INode in interference-incomplete.cc : This implements each node of the interference graph, and corresponds to one live range (many INodes corresponding to many live ranges may also be coalesced).
HReg in hreg.cc : This implements a hard/soft register as mentioned in George-Appel. HReg is also typedef-ed as Register. The hard registers get IDs 0..31 and have capability flags associated with them. There are many related methods in the Wire class too: getReg(), getRegNoAssign(), and setReg(). One important side effect: getReg() will associate a new soft register to the wire if there is not one associated already! See hreg.{h,cc} for details.

The tricky parts deals with how we interface with Pegasus. These were covered briefly in one of Tim's lectures. ``Features'' include:

The op_movfrom and op_movto nodes provide moves between hard registers and 'soft' registers. The tricky thing is that there is no explicit edge/wire for the hard reg; it is assumed to be live from the start (or to the end) of the circuit.
Data mu inputs are 'forcibly coalesced' to ensure that that input variable is always in the same register.
Forcible coalescing is also used in some cases to force an input and output to be the same register for some nodes.
The invariant checks are not performed in the default code. You may want to reactivate them for debugging. See the comment at the top of InterferenceGraph::checkInvariants().

Missing parts of the register allocator

In building the initial graph and related helper routines. Should be easy.
In final coloring -- each node popped off the stack needs a color.

How to improve the allocator

After getting basic functionality working, there are several places where you can make improvements to get better code. We're not suggesting that you need to try all of these.

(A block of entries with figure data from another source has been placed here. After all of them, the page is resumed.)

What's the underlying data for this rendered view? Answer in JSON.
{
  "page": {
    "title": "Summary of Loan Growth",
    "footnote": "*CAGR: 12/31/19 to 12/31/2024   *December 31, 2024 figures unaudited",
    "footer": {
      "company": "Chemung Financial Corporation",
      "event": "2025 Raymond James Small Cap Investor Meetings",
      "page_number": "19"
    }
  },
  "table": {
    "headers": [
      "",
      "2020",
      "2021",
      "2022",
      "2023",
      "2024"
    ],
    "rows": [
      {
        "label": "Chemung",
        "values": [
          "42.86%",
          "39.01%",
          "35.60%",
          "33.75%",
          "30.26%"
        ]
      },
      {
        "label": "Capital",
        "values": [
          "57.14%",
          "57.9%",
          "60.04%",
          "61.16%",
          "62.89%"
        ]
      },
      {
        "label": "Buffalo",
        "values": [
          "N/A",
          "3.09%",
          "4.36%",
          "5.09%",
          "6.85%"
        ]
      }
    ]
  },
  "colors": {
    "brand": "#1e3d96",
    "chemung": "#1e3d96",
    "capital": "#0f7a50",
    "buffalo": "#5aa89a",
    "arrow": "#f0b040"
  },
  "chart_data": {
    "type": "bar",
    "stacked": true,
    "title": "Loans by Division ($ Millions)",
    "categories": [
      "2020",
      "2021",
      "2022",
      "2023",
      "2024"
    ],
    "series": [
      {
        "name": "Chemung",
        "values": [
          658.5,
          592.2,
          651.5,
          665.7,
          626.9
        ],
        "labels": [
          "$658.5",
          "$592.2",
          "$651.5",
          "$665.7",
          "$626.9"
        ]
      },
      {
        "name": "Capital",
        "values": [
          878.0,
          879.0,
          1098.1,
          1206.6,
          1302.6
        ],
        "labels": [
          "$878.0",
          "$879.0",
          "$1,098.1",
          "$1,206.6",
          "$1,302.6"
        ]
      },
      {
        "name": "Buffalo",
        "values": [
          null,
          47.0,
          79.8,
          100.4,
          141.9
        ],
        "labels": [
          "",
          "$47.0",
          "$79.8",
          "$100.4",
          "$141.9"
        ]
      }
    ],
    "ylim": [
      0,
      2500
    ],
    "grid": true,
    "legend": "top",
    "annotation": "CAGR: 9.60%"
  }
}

The default spill selector is the main heuristic that can be played with. You will probably want to keep the part that favors spilling callee-save regs over all else.
The default spill code generator is flawed in that it doesn't know how to spill all parts of a coalesced span. That is, if v gets coalesced into u, and u gets spilled, just the original wire corresponding to u gets spilled, not u+v. Fixing this should help things! This likely involves a small addition to the Inode class to keep track of what has been coalesced into u.
[The ``default'' compactor is not ready yet -- soon.] The default schedule compactor is simple-minded. It won't consider moving an op to a different function unit, or inverting the order of two ops on the same unit. You can change the compactor; you can try sending the whole thing back to the scheduler with additional constraints based on the register allocation; or maybe you can remove those some moves that got coalesced and redo everything.
As the George-Appel paper describes, there are other ways of iterating over the worklists. They think their way is best, but maybe they're wrong.
You can try a "top-down" graph coloring algorithm as described in David Koes' lecture. He says it's usually better.